USTelecom asked the FCC on Wednesday for a declaratory ruling that incumbent local exchange carriers (ILECs) are no longer the dominant providers by virtue of their switched-access services, pointing to new IP nets and service provided by competitors, like cable operators now bundling voice service into their offerings.
Such a determination would get them out from under tariffs but not obligations like 911, privacy and disability access they point out in the filing.
In a blog on the petition to the FCC, USTelecom president Walter McCormick said the petition was meant to be the beginning of a dialog about moving his industry closer to parity with its competition.
The FCC just created a task force to brainstorm on the migration to IP delivery and Fred Campbell, director of the Communications Liberty and Innovation Project, suggests that the USTelecom petition should be one of the steps along that path.
He points out that the petition does not include broadband or special access services, but simply the plain old telephone service, a service that is getting plainer and older in comparison to the digital IP world. "Given the rate at which telephone companies are losing customers when they cannot raise prices as a regulatory matter, it is preposterous to continue presuming that they could raise prices as an economic matter," he says. "Though the relief sought by USTA is a small step toward regulatory modernization, it is an essential one that the FCC can take immediately under existing precedent," he adds.
The Internet Innovation Alliance agrees it is time to rethink old regs in a new world.

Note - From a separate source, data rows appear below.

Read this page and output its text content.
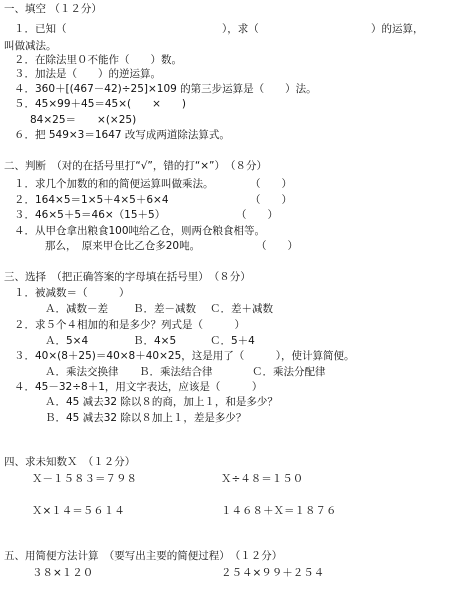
一、填空 （１２分）
１．已知（	），求（	）的运算，
叫做减法。
２．在除法里０不能作（　　）数。
３．加法是（　　）的逆运算。
４．360＋[(467－42)÷25]×109 的第三步运算是（　　）法。
５．45×99＋45＝45×(　　×　　)
84×25＝　　×(×25)
６．把 549×3＝1647 改写成两道除法算式。
二、判断　（对的在括号里打“√”，错的打“×”）　（８分）
１．求几个加数的和的简便运算叫做乘法。	（　　）
２．164×5＝1×5＋4×5＋6×4	（　　）
３．46×5＋5＝46×（15＋5）	（　　）
４．从甲仓拿出粮食100吨给乙仓，则两仓粮食相等。
那么，　原来甲仓比乙仓多20吨。	（　　）
三、选择　（把正确答案的字母填在括号里）　（８分）
１．被减数＝（　　　）
Ａ．减数－差 Ｂ．差－减数 Ｃ．差＋减数
２．求５个４相加的和是多少？列式是（　　　）
Ａ．5×4	Ｂ．4×5	Ｃ．5＋4
３．40×(8＋25)＝40×8＋40×25，这是用了（　　　），使计算简便。
Ａ．乘法交换律 Ｂ．乘法结合律	Ｃ．乘法分配律
４．45－32÷8＋1，用文字表达，应该是（　　　）
Ａ．45 减去32 除以８的商，加上１，和是多少？
Ｂ．45 减去32 除以８加上１，差是多少？
四、求未知数Ｘ　（１２分）
Ｘ－１５８３＝７９８	Ｘ÷４８＝１５０
Ｘ×１４＝５６１４	１４６８＋Ｘ＝１８７６
五、用简便方法计算　（要写出主要的简便过程）　（１２分）
３８×１２０	２５４×９９＋２５４
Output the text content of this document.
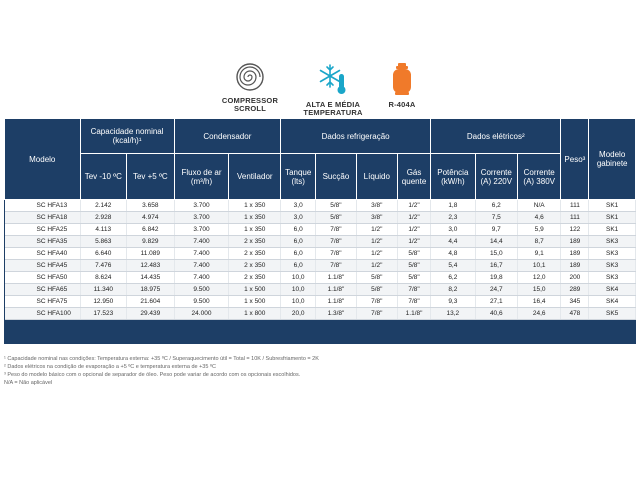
COMPRESSOR
SCROLL	ALTA E MÉDIA
TEMPERATURA
R-404A
Modelo	Capacidade nominal (kcal/h)¹		Condensador		Dados refrigeração				Dados elétricos²			Peso³	Modelo gabinete
	Tev -10 ºC	Tev +5 ºC	Fluxo de ar (m³/h)	Ventilador	Tanque (lts)	Sucção	Líquido	Gás quente	Potência (kW/h)	Corrente (A) 220V	Corrente (A) 380V		
SC HFA13	2.142	3.658	3.700	1 x 350	3,0	5/8"	3/8"	1/2"	1,8	6,2	N/A	111	SK1
SC HFA18	2.928	4.974	3.700	1 x 350	3,0	5/8"	3/8"	1/2"	2,3	7,5	4,6	111	SK1
SC HFA25	4.113	6.842	3.700	1 x 350	6,0	7/8"	1/2"	1/2"	3,0	9,7	5,9	122	SK1
SC HFA35	5.863	9.829	7.400	2 x 350	6,0	7/8"	1/2"	1/2"	4,4	14,4	8,7	189	SK3
SC HFA40	6.640	11.089	7.400	2 x 350	6,0	7/8"	1/2"	5/8"	4,8	15,0	9,1	189	SK3
SC HFA45	7.476	12.483	7.400	2 x 350	6,0	7/8"	1/2"	5/8"	5,4	16,7	10,1	189	SK3
SC HFA50	8.624	14.435	7.400	2 x 350	10,0	1.1/8"	5/8"	5/8"	6,2	19,8	12,0	200	SK3
SC HFA65	11.340	18.975	9.500	1 x 500	10,0	1.1/8"	5/8"	7/8"	8,2	24,7	15,0	289	SK4
SC HFA75	12.950	21.604	9.500	1 x 500	10,0	1.1/8"	7/8"	7/8"	9,3	27,1	16,4	345	SK4
SC HFA100	17.523	29.439	24.000	1 x 800	20,0	1.3/8"	7/8"	1.1/8"	13,2	40,6	24,6	478	SK5
¹ Capacidade nominal nas condições: Temperatura externa: +35 ºC / Superaquecimento útil = Total = 10K / Subresfriamento = 2K
² Dados elétricos na condição de evaporação a +5 ºC e temperatura externa de +35 ºC
³ Peso do modelo básico com o opcional de separador de óleo. Peso pode variar de acordo com os opcionais escolhidos.
N/A = Não aplicável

"The vast majority of the nation now benefits from a highly competitive telecommunications marketplace," the group said in a statement. "Consumers have an abundance of wireless and wireline options for telephone communications and are taking their pick from an array of technologies. Policy makers should prioritize the modernization of regulations, eliminating rules that are inappropriate to apply in today's dynamic and robust marketplace. In places where there is clear competition in the offering of local voice telephone service, the 'dominant carrier' status now accorded to local phone companies should be repealed."